Mais il est depuis plusieurs années détourné de son usage médical, fabriqué et vendu illégalement sous forme de poudre, de spray ou de comprimés contrefaits, et a fait exploser le nombre de morts par opiacés depuis 2013.
Les trafiquants le mélangent fréquemment à d'autres substances, comme l'héroïne ou la cocaïne, en raison de sa plus grande rentabilité.
Combien de morts ?
Les derniers chiffres des Centres de contrôle des maladies (CDC) font état de plus de 400.000 morts par overdoses aux opiacés aux Etats-Unis entre 1999 et 2018, et plus de 130 morts par jour aujourd'hui encore.
En 2018, le nombre d'overdoses mortelles a reculé pour la première fois en vingt ans aux Etats-Unis, mais les morts dues au fentanyl et autres opiacés synthétiques ont continué de progresser, avec près de 32.000 victimes, selon des chiffres officiels encore provisoires.
A qui la faute ?
Beaucoup d'experts reconnaissent aujourd'hui que la crise des opiacés a commencé avec la surprescription de médicaments anti-douleur comme l'OxyContin du laboratoire américain Purdue, alors qu'ils étaient jusqu'au milieu des années 90 réservés aux maladies les plus graves.
Purdue et d'autres laboratoires comme Johnson & Johnson ou Teva ayant fabriqué des médicaments similaires, ainsi que les grandes chaînes de pharmacie américaines, sont accusés d'avoir fait une promotion agressive de ces médicaments et de ne pas avoir réagi aux signaux d'alerte sur les abus dont ils faisaient l'objet.
Ils font face à une avalanche de plaintes en justice, émanant des Etats américains et de collectivités locales en tous genres, qui veulent récupérer les milliards engagés pour endiguer la crise.
Les principales entreprises attaquées en justice ont fait récemment des propositions de dédommagement se chiffrant en milliards de dollars, dans l'espoir de solder l'ensemble des poursuites à leur encontre. Mais aucun accord n'a encore été scellé.
Le CDC estime à quelque 78,5 milliards de dollars par an "le fardeau économique" de la crise, incluant frais de santé, productivité perdue et coûts pour le système pénal. Une étude publiée mardi par la Société américaine des Actuaires estime même à 631 milliards de dollars le coût pour les quatre années 2015-2018.
Que font les autorités ?
Le gouvernement Trump a fait de la crise des opiacés une priorité de santé publique en octobre 2017, permettant de débloquer des fonds importants pour lutter contre la crise, améliorer le traitement et la prévention des dépendances aux drogues - un problème qui ne date pas des opiacés - et trouver des solutions non addictives à la douleur.
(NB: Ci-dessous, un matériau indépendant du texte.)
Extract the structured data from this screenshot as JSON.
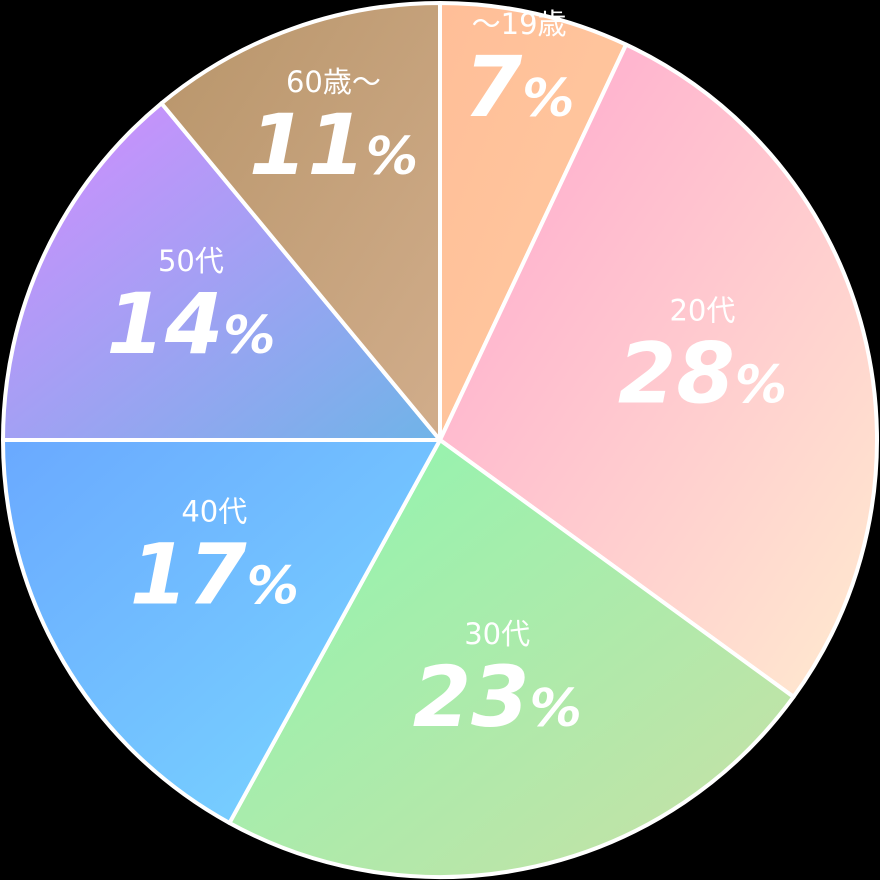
{
  "chart_data": {
    "type": "pie",
    "title": "",
    "unit": "%",
    "start_angle_deg": 0,
    "direction": "clockwise",
    "slices": [
      {
        "label": "～19歳",
        "value": 7,
        "colors": [
          "#ffbe98",
          "#ffcaa0"
        ]
      },
      {
        "label": "20代",
        "value": 28,
        "colors": [
          "#ffa6cf",
          "#ffebcf"
        ]
      },
      {
        "label": "30代",
        "value": 23,
        "colors": [
          "#8ef6b0",
          "#c9e0a6"
        ]
      },
      {
        "label": "40代",
        "value": 17,
        "colors": [
          "#6aa9ff",
          "#7ad8ff"
        ]
      },
      {
        "label": "50代",
        "value": 14,
        "colors": [
          "#d68cff",
          "#6fb4e8"
        ]
      },
      {
        "label": "60歳～",
        "value": 11,
        "colors": [
          "#b8956a",
          "#d1ad8b"
        ]
      }
    ]
  }
}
Au-delà de la répression du trafic des opiacés, les Instituts nationaux de santé (NIH) ont lancé en avril 2018 une initiative baptisée HEAL pour trouver des solutions médicales et scientifiques à la crise, à laquelle a été allouée pour l'année fiscale 2019 la somme record de 945 millions de dollars.
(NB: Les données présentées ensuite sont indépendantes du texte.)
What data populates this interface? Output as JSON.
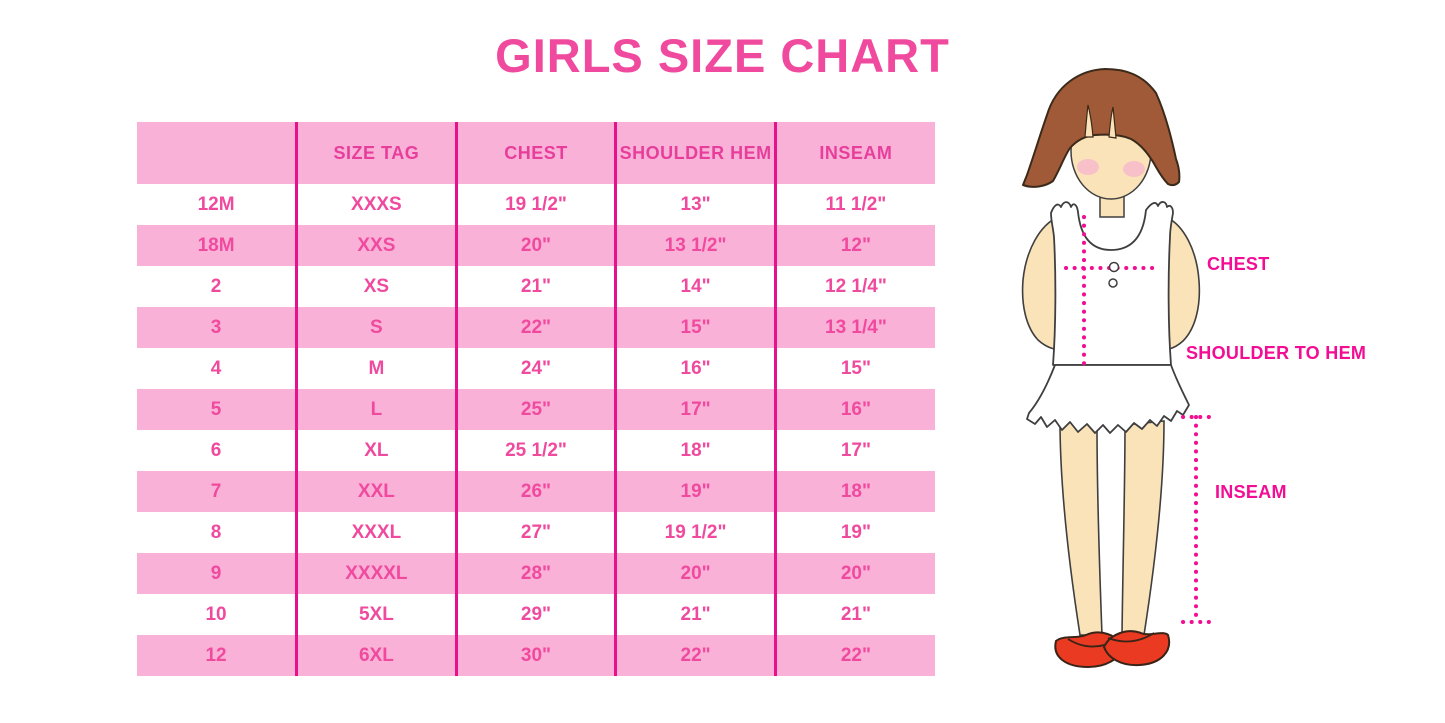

La plupart des Etats américains se sont par ailleurs, via leurs procureurs, montrés très agressifs dans les poursuites contre l'industrie pharmaceutique.
L'Europe est-elle préservée ?
La situation en Europe "est très différente", résume le directeur scientifique de l'Observatoire européen des drogues et des toxicomanies (OEDT), Paul Griffiths, en avançant plusieurs facteurs protecteurs: prescriptions d'anti-douleurs mieux encadrées, usage d'héroïne moins fréquent chez les jeunes et accès plus facile aux traitements de substitution à l'héroïne, moins puissants et moins risqués que le fentanyl.
Mais le Vieux continent n'est pas pour autant épargné. Plus de 8.200 morts liés aux drogues ont été enregistrées dans l'Union européenne en 2017, dont "environ 70%" sont liées aux opiacés, selon M. Griffiths. Le Royaume-Uni et la Suède ont connu des pics ponctuels d'overdoses mortelles liés au fentanyl en 2017.
Les saisies de fentanyl et ses dérivés sont aussi en forte croissance : une quinzaine de kilos ont été saisis en 2017, contre un seul l'année précédente, selon M. Griffiths.